In a courtroom shocker, Broadcom founder Henry Nicholas and the company’s former chief financial officer won a legal victory as a federal judge found that prosecutors had intimidated witnesses.
U.S. District Court judge Cormac Carney dismissed stock-option backdating charges against the former chief executive Henry Nicholas and CFO William Ruehle. The case was scheduled to go to trial in February and had been in the works for years, but Carney said that the government prosecutors “threatened and intimidated three witnesses.” To submit this case to a jury would be a “mockery of justice,” the judge said.
I happened to go to the Broadcom analyst meeting today, where conversation focused on the announcement. But the company’s current management had no involvement in the case.

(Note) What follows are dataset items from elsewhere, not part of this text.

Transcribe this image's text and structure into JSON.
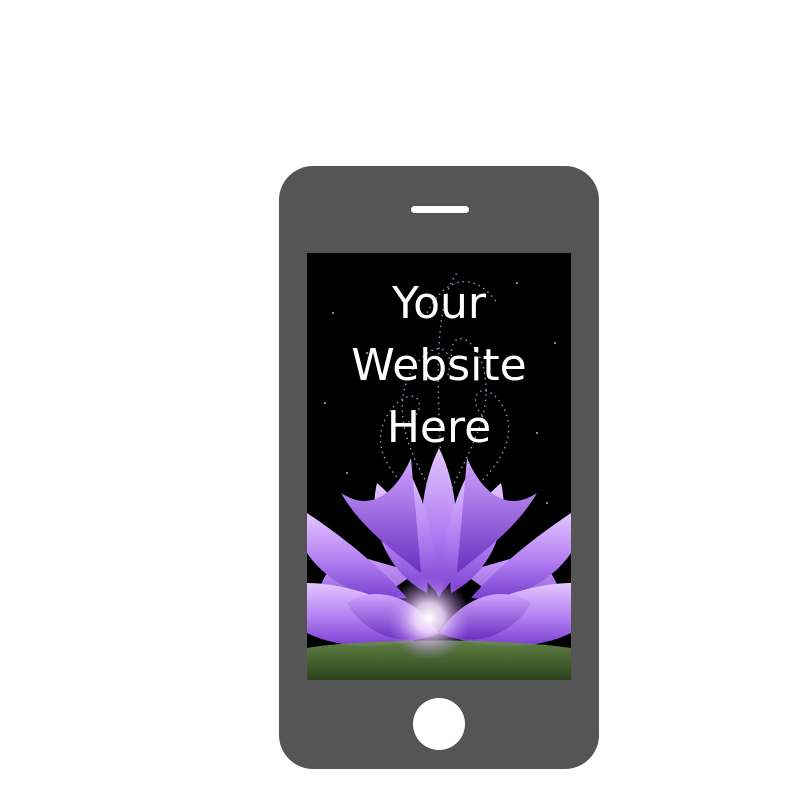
{
  "screen": {
    "headline_lines": [
      "Your",
      "Website",
      "Here"
    ]
  },
  "colors": {
    "phone_body": "#555555",
    "screen_background": "#000000",
    "text": "#ffffff",
    "flower_petal": "#b37ff2",
    "flower_petal_dark": "#7a3fd0",
    "flower_center_glow": "#fff8ff"
  },
  "image": {
    "subject": "purple-lotus-flower-with-sparkle-swirls"
  }
}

“The people of Broadcom long ago put behind us the events, some as old as 10 years, that led to these cases,” current chief executive Scott A. McGregor said in a statement. “Still, today’s events are important for Broadcom because they remove an issue that, for some observers, may have partially obscured Broadcom’s tremendous business successes.”
Carney scheduled a hearing for February to decide whether to proceed with a separate trial against Nicholas over narcotics-related charges. That case became famous because of leaks of the alleged excesses of Nicholas. Prosecutors claimed he regularly hired prostitutes and had parties where illegal drugs were abundant. There was a reported incident where the pilot on Nicholas’ private jet had to wear a gas mask because there was so much marijuana smoke on the plane.

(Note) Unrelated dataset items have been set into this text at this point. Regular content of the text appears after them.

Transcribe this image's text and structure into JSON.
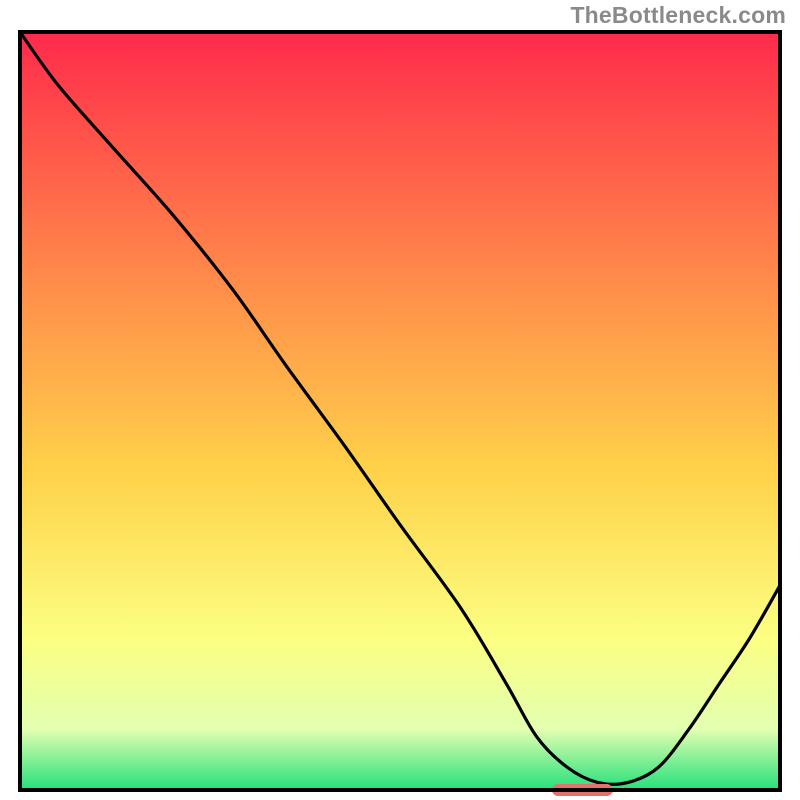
{
  "watermark": "TheBottleneck.com",
  "chart_data": {
    "type": "line",
    "title": "",
    "xlabel": "",
    "ylabel": "",
    "xlim": [
      0,
      100
    ],
    "ylim": [
      0,
      100
    ],
    "grid": false,
    "legend": false,
    "annotations": [],
    "series": [
      {
        "name": "curve",
        "x": [
          0,
          5,
          12,
          20,
          28,
          35,
          43,
          50,
          58,
          64,
          68,
          72,
          76,
          80,
          84,
          88,
          92,
          96,
          100
        ],
        "y": [
          100,
          93,
          85,
          76,
          66,
          56,
          45,
          35,
          24,
          14,
          7,
          3,
          1,
          1,
          3,
          8,
          14,
          20,
          27
        ]
      }
    ],
    "baseline_marker": {
      "x_start": 70,
      "x_end": 78,
      "y": 0,
      "color": "#e4706f"
    },
    "background_gradient": {
      "top": "#ff2a4b",
      "mid1": "#ff894a",
      "mid2": "#ffd24a",
      "mid3": "#fcff82",
      "mid4": "#e2ffb1",
      "bottom": "#24e07b"
    },
    "frame_color": "#000000",
    "curve_color": "#000000"
  }
}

Irvine, Calif.-based Broadcom restated its earnings as a result of the case, reducing earnings from 1998 to 2005 by $2.2 billion for underreported compensation expenses. It was the largest backdating restatement, according to Bloomberg.
The judge said that one prosecutor leaked information about former Broadcom Chairman Henry Samueli’s grand jury testimony to newspapers to force him to plead guilty. The prosecutor also tried to influence the testimony of a former general console after the judge had granted him immunity. The judge said the prosecutor also caused the former head of human resources at Broadcom, Nancy Tullos, to lose her job at a different company as part of an effort to get her to cooperate with the investigation. Tullos, who pleaded guilty to obstruction of justice, was a key witness for the government.
Judge Carney foreshadowed his concerns about the prosecution earlier. On Dec. 9, he set aside the guilt plea of Samueli, who was the co-founder of the company with Nicholas. It seemed like the prosecution had a huge case against Nicholas, who might have been a rarity as a billionaire in jail. The drug case is still a big threat for Nicholas, but I’m very surprised this case would be dismissed in this way.